Reduced energy consumption and greater energy efficiency across more than 120 U.S. manufacturing businesses and over 1,750 plants have resulted in some $1 billion in savings and avoided the equivalent of about 11 million metric tons (MT) of CO2 emissions, according to the Department of Energy (DOE), which recognized their achievements during the World Energy Engineering Congress in Washington, DC September 25.
DOE, via its Better Buildings, Better Plants Program, is spearheading President Obama’s nationwide drive to double U.S. energy productivity by 2030, a goal viewed as central to increasing competitiveness and profitability of U.S. manufacturers and job creation, as well as mitigating the effects of climate change and improving Americans’ overall health and well-being.

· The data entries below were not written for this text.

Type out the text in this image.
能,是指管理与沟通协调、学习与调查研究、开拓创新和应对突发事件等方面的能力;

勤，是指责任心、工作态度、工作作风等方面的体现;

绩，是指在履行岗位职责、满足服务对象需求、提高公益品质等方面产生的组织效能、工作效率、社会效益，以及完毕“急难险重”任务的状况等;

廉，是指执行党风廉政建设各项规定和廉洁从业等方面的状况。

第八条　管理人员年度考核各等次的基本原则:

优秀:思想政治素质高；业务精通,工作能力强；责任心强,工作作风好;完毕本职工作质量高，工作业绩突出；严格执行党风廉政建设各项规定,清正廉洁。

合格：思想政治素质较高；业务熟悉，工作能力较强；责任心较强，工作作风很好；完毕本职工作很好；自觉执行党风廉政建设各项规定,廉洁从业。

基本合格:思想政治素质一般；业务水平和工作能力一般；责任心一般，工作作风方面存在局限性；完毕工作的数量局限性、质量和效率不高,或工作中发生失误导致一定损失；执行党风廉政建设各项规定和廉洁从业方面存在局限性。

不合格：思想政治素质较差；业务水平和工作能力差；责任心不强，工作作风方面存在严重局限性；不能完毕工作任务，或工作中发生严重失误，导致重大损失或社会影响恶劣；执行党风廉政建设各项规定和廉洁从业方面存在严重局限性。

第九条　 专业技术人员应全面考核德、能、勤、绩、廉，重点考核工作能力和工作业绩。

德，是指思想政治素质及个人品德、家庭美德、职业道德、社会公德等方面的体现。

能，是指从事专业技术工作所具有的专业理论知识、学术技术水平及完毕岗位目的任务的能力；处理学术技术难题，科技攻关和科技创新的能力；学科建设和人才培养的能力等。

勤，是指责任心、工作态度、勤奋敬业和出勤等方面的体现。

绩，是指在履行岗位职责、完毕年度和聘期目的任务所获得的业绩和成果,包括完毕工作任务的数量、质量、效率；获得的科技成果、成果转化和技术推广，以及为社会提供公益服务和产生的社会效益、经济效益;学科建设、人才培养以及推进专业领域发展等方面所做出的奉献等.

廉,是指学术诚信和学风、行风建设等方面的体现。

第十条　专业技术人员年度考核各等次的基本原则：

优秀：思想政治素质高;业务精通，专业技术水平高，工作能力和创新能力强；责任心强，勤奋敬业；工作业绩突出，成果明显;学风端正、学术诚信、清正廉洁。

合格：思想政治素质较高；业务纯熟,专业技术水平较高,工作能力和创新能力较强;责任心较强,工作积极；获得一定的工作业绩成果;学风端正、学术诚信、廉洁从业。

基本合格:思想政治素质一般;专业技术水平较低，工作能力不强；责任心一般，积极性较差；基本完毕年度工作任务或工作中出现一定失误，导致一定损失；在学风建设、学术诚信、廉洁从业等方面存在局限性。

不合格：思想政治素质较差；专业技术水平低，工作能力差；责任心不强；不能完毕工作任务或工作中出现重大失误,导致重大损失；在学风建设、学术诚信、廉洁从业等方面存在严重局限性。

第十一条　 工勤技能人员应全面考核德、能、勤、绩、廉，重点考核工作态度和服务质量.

President Obama’s Better Buildings, Better Plants Program
Energy efficiency improvements made by the more than 120 U.S. manufacturers recognized by the DOE resulted in reduced energy consumption of approximately 190 trillion British Thermal Units (BTUs). Used to express the conversion efficiency of heat into electricity, a typical coal-fired power plant is said to use 10,500 BTU/kWh (kilowatt-hour), an efficiency of 32-33 percent.
In her keynote speech, Deputy Assistant Secretary for Energy Efficiency, Kathleen Hogan, praised program partners’ efforts and results, and welcomed the 12 new members that have joined the Better Buildings, Better Plants program over the past year:
Through the Better Plants program, American manufacturers are cutting energy waste and saving millions of dollars each year. These manufacturers are leading by example – demonstrating the promise of energy efficiency, increasing competitiveness in the private sector and reducing harmful carbon pollution.”
The 13 manufacturers now partners in the program represent nearly 8 percent of U.S. manufacturing’s total energy footprint, which for the sector as a whole amounts to over $200 billion a year in spending, according to the DOE. Program partners consume nearly 15 percent of energy in the U.S. chemical manufacturing sector and 23 percent across the transportation equipment manufacturing sector.
In joining the program, manufacturers voluntarily pledge to reduce the energy intensity of their operations by 25 percent over ten years, or the equivalent for their particular sector.
Some have already exceeded this target. Deputy Assistant Secretary Hogan singled out AT&T, Cummins, Metal Industries, TE Connectivity and United Technologies Corp. (UTC) during her keynote presentation for exceeding the 25 percent energy intensity reduction goal.